The role of the RGD peptides and the gamma chain peptide of fibrinogen on fibrinogen binding to activated platelets.

The interaction of fibrinogen with platelet membrane glycoprotein (GP) IIb/IIIa complex is inhibited by the RGD peptides and the peptides corresponding to a sequence unique to fibrinogen in the carboxyl-terminal domain of the gamma chain. The present study was designed to examine the effects of these synthetic peptides on fibrinogen binding to thrombin-activated platelets. The order of potency of these peptides was as follows: RGDS = RGDF > GQQHHLGGAKQAGDV (G15). The RGES peptide had no inhibitory activity. The inhibitory effects of the peptides were synergistic when fibrinogen binding was measured in the mixture of the RGD peptide and the gamma chain peptide. By contrast, the inhibitory effect was additive when the binding was measured in the presence of the RGDS peptide and the RGDF peptide.
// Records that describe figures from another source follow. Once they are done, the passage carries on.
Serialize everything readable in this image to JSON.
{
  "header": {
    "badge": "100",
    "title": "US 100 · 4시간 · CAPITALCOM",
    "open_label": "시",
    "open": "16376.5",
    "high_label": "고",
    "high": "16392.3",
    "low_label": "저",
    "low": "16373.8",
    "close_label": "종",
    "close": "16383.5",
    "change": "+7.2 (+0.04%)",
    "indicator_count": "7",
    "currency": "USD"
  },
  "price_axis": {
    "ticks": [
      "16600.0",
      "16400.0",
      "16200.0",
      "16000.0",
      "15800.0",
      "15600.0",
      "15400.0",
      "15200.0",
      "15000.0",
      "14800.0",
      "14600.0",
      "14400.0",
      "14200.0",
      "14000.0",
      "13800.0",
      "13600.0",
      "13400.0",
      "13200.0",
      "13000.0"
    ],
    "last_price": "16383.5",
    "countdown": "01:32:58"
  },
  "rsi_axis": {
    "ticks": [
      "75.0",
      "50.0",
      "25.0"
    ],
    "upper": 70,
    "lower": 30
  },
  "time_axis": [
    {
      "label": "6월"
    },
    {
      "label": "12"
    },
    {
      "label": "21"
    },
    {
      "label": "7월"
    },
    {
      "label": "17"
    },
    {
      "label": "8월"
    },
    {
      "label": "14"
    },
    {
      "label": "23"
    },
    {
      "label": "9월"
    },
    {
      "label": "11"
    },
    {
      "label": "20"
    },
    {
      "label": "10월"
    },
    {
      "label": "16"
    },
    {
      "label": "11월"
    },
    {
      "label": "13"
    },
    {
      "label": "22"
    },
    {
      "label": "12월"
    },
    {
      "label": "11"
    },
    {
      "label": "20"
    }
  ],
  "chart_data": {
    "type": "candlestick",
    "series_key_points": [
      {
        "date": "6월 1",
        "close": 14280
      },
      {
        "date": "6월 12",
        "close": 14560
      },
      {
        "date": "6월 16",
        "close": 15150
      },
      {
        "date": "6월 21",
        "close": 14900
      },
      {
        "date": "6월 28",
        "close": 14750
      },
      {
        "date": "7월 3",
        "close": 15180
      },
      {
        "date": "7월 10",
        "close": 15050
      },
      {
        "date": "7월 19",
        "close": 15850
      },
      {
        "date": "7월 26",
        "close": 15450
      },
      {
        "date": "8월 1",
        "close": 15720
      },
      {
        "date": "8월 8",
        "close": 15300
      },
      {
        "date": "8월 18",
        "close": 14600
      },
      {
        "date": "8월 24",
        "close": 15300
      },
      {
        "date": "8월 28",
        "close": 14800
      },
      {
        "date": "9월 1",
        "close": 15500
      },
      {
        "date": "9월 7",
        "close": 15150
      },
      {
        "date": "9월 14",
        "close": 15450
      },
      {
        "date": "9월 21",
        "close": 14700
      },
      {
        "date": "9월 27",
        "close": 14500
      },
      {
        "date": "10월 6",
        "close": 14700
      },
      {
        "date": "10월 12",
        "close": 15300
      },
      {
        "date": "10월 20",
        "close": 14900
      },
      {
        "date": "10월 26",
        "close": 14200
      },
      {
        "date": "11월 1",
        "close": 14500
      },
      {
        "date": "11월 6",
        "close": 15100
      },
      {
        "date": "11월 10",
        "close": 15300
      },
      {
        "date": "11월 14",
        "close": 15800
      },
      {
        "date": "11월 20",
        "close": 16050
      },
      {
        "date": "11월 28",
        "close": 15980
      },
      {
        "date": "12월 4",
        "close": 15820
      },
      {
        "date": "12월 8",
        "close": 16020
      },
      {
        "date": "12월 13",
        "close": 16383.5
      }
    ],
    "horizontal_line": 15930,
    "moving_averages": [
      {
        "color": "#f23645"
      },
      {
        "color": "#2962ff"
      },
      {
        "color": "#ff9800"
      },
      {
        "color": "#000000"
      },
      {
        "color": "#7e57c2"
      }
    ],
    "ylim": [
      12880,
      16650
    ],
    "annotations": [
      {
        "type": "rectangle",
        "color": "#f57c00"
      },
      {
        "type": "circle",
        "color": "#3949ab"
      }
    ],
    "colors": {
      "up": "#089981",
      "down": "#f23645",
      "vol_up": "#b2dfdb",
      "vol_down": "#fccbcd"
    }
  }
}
Thrombin-induced platelet aggregation was also inhibited by these synthetic peptides. The order of potency was the same as that of the inhibition binding assay. These results provide evidence that the RGD sequences present at two different sites in the alpha chain and the gamma chain sequence inhibit fibrinogen binding to the GPIIb/IIIa complex, are mutually exclusive, and are in close spatial proximity in the folded molecule. We conclude that the presence of the RGD sequence and the gamma chain sequence involved in fibrinogen binding domains increases the affinity of fibrinogen to activated platelets.